Commentaire Compose
Commentaire Compose
Commentaire Compose
COMMENTAIRE COMPOSE
Texte 1 : Une évoluée
N’Deye comme on l’appelait était jolie et savait qu’elle était la coqueluche des
garçons des environs. Avant la grève, elle fréquentait l’école normale de jeunes filles, ce
que lui donnait une nette supériorité sur les garçons mais en même temps faisait d’elle
l’écrivain public du quartier.
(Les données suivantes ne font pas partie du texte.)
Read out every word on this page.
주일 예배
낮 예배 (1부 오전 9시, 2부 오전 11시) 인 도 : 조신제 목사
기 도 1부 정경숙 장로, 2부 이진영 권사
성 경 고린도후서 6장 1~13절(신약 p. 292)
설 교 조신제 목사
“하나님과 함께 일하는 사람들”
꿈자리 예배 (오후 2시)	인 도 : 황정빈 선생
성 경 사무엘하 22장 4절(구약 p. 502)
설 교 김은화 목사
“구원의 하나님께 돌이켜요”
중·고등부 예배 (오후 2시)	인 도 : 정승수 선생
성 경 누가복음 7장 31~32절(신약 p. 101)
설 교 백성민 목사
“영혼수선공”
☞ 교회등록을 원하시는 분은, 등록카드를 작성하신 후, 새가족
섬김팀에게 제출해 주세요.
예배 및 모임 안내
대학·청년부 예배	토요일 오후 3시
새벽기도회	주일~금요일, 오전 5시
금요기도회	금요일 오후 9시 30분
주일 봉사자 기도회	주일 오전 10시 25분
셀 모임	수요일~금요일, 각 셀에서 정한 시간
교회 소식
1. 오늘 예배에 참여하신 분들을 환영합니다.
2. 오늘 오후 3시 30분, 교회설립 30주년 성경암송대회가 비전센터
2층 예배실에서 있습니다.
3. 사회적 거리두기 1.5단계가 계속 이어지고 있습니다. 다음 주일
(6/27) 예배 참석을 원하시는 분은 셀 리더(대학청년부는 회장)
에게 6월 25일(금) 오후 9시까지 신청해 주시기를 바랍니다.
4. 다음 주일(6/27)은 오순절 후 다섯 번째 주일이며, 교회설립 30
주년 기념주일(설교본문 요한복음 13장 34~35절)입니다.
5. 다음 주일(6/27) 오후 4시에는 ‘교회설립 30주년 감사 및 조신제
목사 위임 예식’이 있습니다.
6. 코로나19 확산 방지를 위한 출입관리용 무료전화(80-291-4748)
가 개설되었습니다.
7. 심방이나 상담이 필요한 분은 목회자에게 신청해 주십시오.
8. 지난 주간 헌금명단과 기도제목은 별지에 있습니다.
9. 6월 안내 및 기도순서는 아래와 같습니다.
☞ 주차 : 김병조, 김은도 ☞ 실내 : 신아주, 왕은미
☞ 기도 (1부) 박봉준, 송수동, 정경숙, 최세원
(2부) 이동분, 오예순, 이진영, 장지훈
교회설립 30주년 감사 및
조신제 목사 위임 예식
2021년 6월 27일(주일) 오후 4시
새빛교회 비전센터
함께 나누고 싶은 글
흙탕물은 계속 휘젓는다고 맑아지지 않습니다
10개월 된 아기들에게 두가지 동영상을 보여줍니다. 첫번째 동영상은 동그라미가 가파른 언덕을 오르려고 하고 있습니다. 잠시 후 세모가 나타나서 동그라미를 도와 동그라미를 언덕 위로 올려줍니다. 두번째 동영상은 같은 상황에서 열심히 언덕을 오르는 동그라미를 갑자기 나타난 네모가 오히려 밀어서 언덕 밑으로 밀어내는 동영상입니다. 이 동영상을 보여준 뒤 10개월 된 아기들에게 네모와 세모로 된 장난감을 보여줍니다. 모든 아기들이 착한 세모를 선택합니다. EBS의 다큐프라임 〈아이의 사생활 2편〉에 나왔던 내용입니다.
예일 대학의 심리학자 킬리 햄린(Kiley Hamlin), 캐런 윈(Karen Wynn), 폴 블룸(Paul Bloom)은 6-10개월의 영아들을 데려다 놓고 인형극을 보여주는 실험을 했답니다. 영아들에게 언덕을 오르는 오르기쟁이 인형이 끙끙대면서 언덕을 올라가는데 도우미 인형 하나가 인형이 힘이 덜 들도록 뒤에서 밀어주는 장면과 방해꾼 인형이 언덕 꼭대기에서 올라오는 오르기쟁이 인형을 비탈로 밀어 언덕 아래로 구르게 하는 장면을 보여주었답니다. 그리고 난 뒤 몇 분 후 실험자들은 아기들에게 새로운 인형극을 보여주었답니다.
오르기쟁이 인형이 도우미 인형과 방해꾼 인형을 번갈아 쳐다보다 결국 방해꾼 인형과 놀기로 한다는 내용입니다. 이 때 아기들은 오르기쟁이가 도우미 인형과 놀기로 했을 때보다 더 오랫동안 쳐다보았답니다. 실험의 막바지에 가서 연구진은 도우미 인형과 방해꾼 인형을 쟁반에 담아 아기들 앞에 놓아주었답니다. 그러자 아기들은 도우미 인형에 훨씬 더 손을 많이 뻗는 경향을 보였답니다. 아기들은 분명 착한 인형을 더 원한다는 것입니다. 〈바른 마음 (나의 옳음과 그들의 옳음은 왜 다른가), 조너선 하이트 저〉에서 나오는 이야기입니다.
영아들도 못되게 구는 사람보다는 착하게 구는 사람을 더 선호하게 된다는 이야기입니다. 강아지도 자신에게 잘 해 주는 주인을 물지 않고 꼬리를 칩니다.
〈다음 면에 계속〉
En écrivain leurs lettres d’amour ou leurs requêtes, en
remplissant leurs feuilles d’impôts, elle se sentait de plus en plus éloignée de tous ceux
qui formaient son entourage. Elle vivait comme en marge d’eux ; ses lectures, les films
qu’elle voyait la maintenaient dans un univers où les siens n’avaient plus de place de
même qu’elle n’avait plus de place dans le leur. Elle traversait l’existence quotidienne
comme dans un rêve, un rêve où se trouvait le prince charmant des livres. N’Deye ne
savait exactement qui serait le Prince charmant, ni quelle serait la couleur de sa peau mais
elle savait qu’il viendrait un jour et qu’il lui apporterait l’amour. Dans les livres qu’elle
avait lus, l’amour s’accompagnait de fêtes, de bals, de vacances sur les yachts, de
présentation de couturiers ; là était la vraie vie et non dans ce quartier pouilleux où à
chaque pas, on rencontrait un lépreux, un éclopé, un avorton. Lorsque N’Deye sortait
d’un cinéma où elle avait un de ces chalets faite de neige, de plage où se bronzaient les
gens célèbres, des villes aux nuits éclaboussées de néons et qu’elle rentrait dans son
quartier, elle avait comme des nausées, la honte et la rage partageaient son cœur. En fait,
N’Deye Touti connait mieux l’Europe que l’Afrique, ce qui, lorsqu’elle était à l’école, lui
avait valu plusieurs fois le prix de géographie. Mais elle n’avait jamais lu un livre d’un
écrivain africain, elle était sûre d’avance qu’une telle lecture ne lui aurait rien apporté.
Ousmane Sembène, Les bouts de bois de Dieu, Ed. les presses de la cité, 1960.